Sans être réellement douloureuse, celle d’un rasage intégral pratiqué par une aide-soignante d’origine antillaise, dont la gestuelle rappelait plutôt celle des coupeurs de cannes dans les champs de son île, fut certainement l’une des plus éprouvantes.
Tout homme normalement constitué saura ce qu’un auteur masculin évoque en parlant de l’attirance plus ou moins diffuse pour les infirmières quand elles s’approchent de vous, presque nues sous leurs blouses, pour prodiguer leurs soins.
Et Antoine ne faillit pas à la règle le jour où Lucie, un ange venu sur terre pour s’occuper de lui, vint lui annoncer que l’on devait le raser, des chevilles jusqu’au nombril, en prévision de l’opération. Il fut alors soumis à des sentiments confus où le désir candide d’être dorloté par la plus attirante des femmes se mélangeait à l’appréhension réelle de ne pouvoir réprimer le moment venu ce qui constituerait la preuve criante de son désir pour elle.
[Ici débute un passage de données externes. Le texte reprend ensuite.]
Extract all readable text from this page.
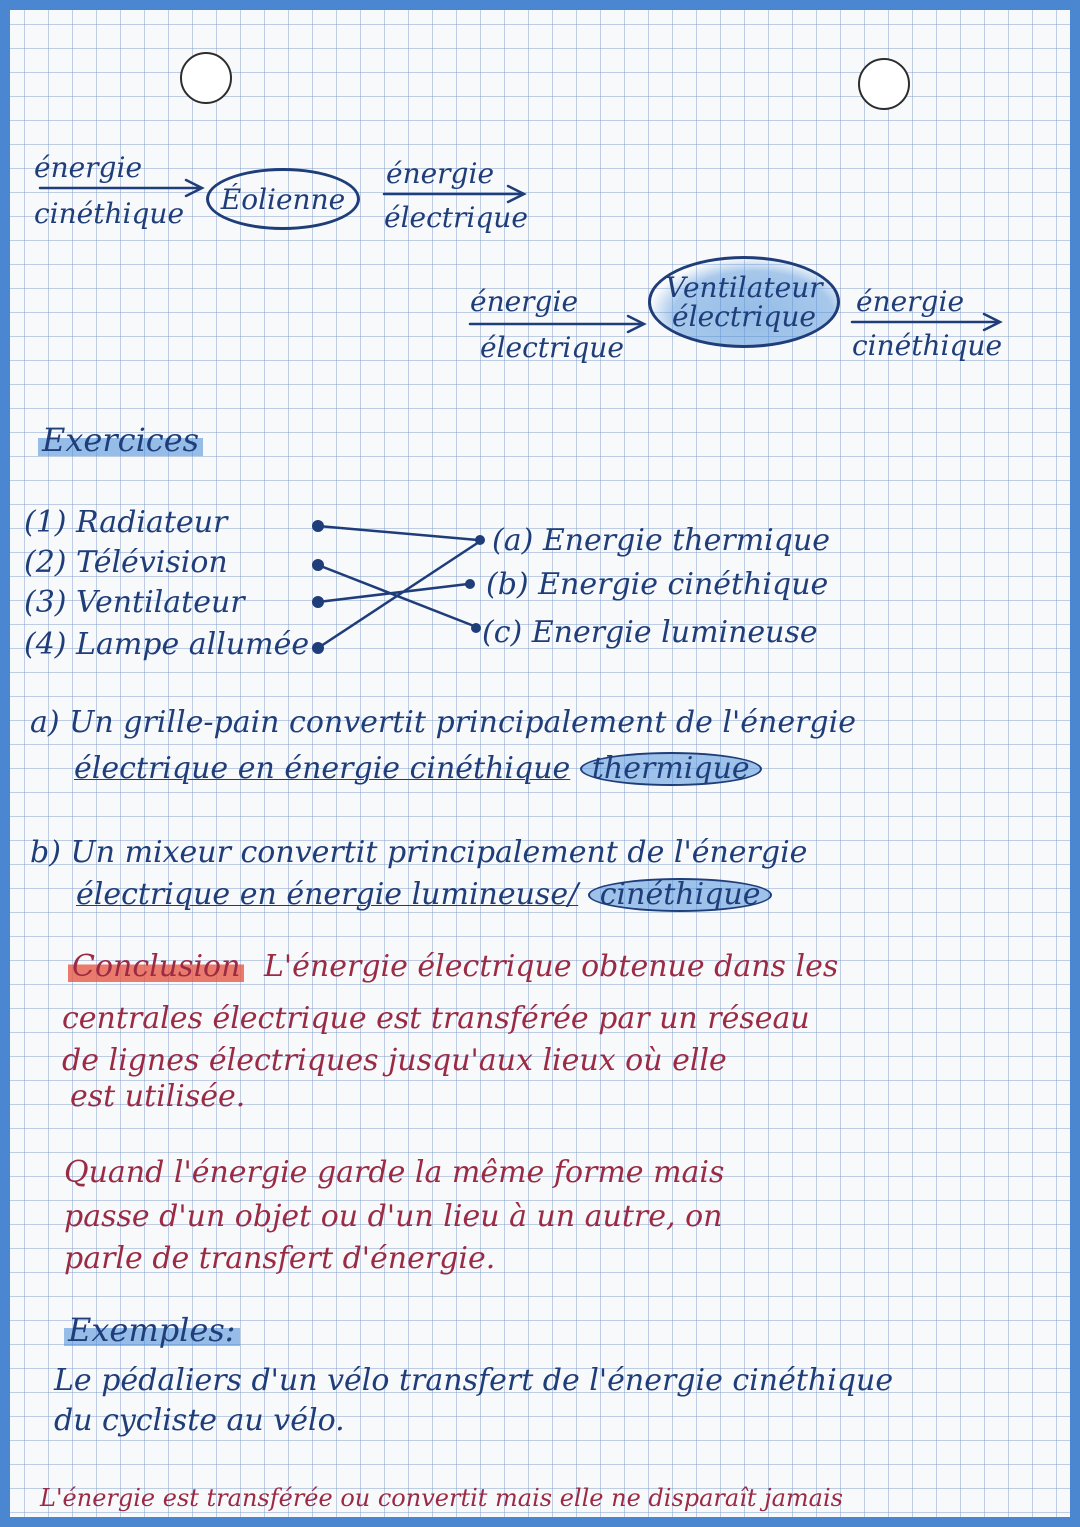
énergie
cinéthique Éolienne
énergie
électrique
énergie
électrique
Ventilateur
électrique énergie
cinéthique
Exercices
(1) Radiateur
(2) Télévision
(3) Ventilateur
(4) Lampe allumée
(a) Energie thermique
(b) Energie cinéthique
(c) Energie lumineuse
a) Un grille-pain convertit principalement de l'énergie
électrique en énergie cinéthique thermique
b) Un mixeur convertit principalement de l'énergie
électrique en énergie lumineuse/ cinéthique
Conclusion L'énergie électrique obtenue dans les
centrales électrique est transférée par un réseau
de lignes électriques jusqu'aux lieux où elle
est utilisée.
Quand l'énergie garde la même forme mais
passe d'un objet ou d'un lieu à un autre, on
parle de transfert d'énergie.
Exemples:
Le pédaliers d'un vélo transfert de l'énergie cinéthique
du cycliste au vélo.
L'énergie est transférée ou convertit mais elle ne disparaît jamais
Ce ne fut pas Lucie mais Marie-Thé, sa collègue martiniquaise, qui mit un terme à toutes ses craintes, autant qu’à ses espoirs.
Quand il a vu s’avancer vers son lit cette matrone des îles aussi large que haute, venue pour le raser à sec, à l’aide d’un Bic jetable, et lui laisser la peau dans l’état d’une patinoire après l’entraînement de l’équipe de hockey, le fantasme de l’infirmière, pour ce qui le concerne, il en a pris un coup...
Epargnons-nous les détails, mais quand elle a attrapé ses bourses du bout de ses doigts boudinés, avec la même répugnance qu’aurait eue une fille de la ville à saisir les pis d’une vache, quand elle a entrepris de lui raser les roubignoles sans tendre la peau un minimum, la seule idée qui lui soit venue fut de regretter de n’avoir pas pensé à faire congeler, en prévision de l’avenir et suite à cette épreuve, quelques paillettes de son sperme. Et quand, mettant un point d’honneur à réparer ensuite ses approximations, elle s’est mise à asperger les entailles sanguinolentes d’alcool à 70°, il s’est tout de même demandé si elle n’était pas en train de lui faire payer, à lui, petit blanc de métropole, les siècles d’esclavage qu’ont connus ses aïeuls outremer.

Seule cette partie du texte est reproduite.